Ovid on 2005-11-14T00:13:03

How annoying. I've been working on Model::World and I have agents working properly. However, this comes back to the problem of verbs (actions). What happens when I call this:

$agent->put($box, $ring);

Agent was originally a subclass of Thing but that meant Agent inherited all the methods. The code was trying to put a box in the agent instead of the ring in the box. Now Agent delegates certain methods to Things to take advantage of a "hasa" relationship (you're the agent and you have a thing which represents you), but now I have a relatively naive AUTOLOAD method (I'll cache these methods in the future):

sub AUTOLOAD {
    my ($proto, $thing, @args) = @_;
    my $pkg = ref $proto || $proto;
    $AUTOLOAD =~ s/${pkg}:://;
    my $method = $AUTOLOAD;
    if ($thing->can($method)) {
        $thing->$method(@args);
        return $proto;
    }
    return;
}

This presents a problem, though. The agent "can" put things, but only in the context of a given thing. Thus, calling $agent->can('put'); doesn't make a lot of sense. For example, you cannot shatter things but if you make a "mirror" class and provide a shatter() method, you can shatter the mirror. However, you can't shatter a box, even though the agent can try to shatter it. Thus, there are two different types of "can". Whether an agent "can" attempt an action and whether or not a Thing "can" receive the action. In comes introspection.

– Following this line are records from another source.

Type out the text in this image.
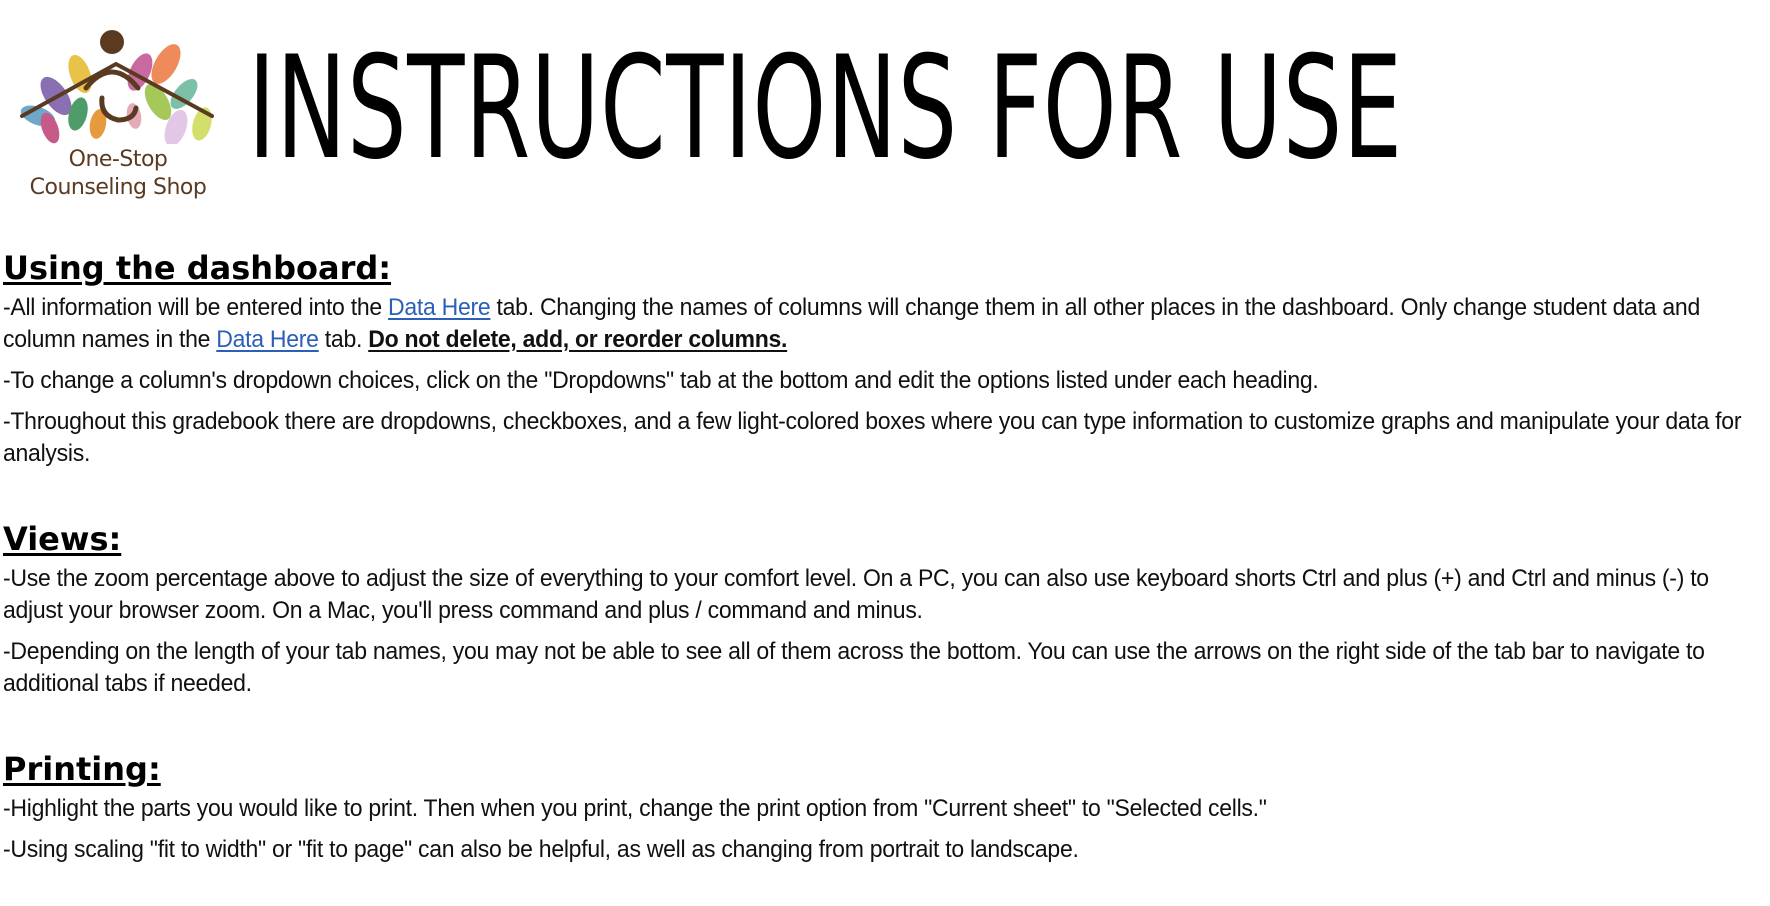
One-Stop
Counseling Shop INSTRUCTIONS FOR USE
Using the dashboard:

-All information will be entered into the Data Here tab. Changing the names of columns will change them in all other places in the dashboard. Only change student data and column names in the Data Here tab. Do not delete, add, or reorder columns.

-To change a column's dropdown choices, click on the "Dropdowns" tab at the bottom and edit the options listed under each heading.

-Throughout this gradebook there are dropdowns, checkboxes, and a few light-colored boxes where you can type information to customize graphs and manipulate your data for analysis.

Views:

-Use the zoom percentage above to adjust the size of everything to your comfort level. On a PC, you can also use keyboard shorts Ctrl and plus (+) and Ctrl and minus (-) to adjust your browser zoom. On a Mac, you'll press command and plus / command and minus.

-Depending on the length of your tab names, you may not be able to see all of them across the bottom. You can use the arrows on the right side of the tab bar to navigate to additional tabs if needed.

Printing:

-Highlight the parts you would like to print. Then when you print, change the print option from "Current sheet" to "Selected cells."

-Using scaling "fit to width" or "fit to page" can also be helpful, as well as changing from portrait to landscape.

package Model::World::Thing::Mirror;
use base 'Model::World::Thing';

sub shatter : Verb { ... }

The World has a vocabulary. If all "actionable" methods have a Verb attribute, I can add that verb to the vocabulary. Then the agent's can() method looks like this:

sub can {
    my ($self, $action) = @_;
    if ( Vocabulary->has_word( verb => $action ) ) {
        my $sub = sub {
            my ($proto, $thing, @args) = @_;
            if ($thing->can($action)) {
                $thing->$action(@args);
                return $proto;
            }
        };
        no strict 'refs';
        *$action = $sub;
        return $sub;
    }
    return;
}

This allows us to cleanly separate which messages an agent can send to objects and which methods the object can receive (though I'll need to refactor this for the AUTOLOAD method).

Time for me to start rereading the Attribute::Handlers docs.


I thought...

cog on 2005-11-14T00:21:49

How annoying. I've been working on Model::World and

You know, for a second there I thought you were going to say and there already was one :-)

Re:I thought...

Ovid on 2005-11-14T01:14:32

That would have been phenomenally annoying :)

I had originally looked at Games::3D because that has so much of what I want, but it's designed completely differently and really doesn't support what I need. Bummer.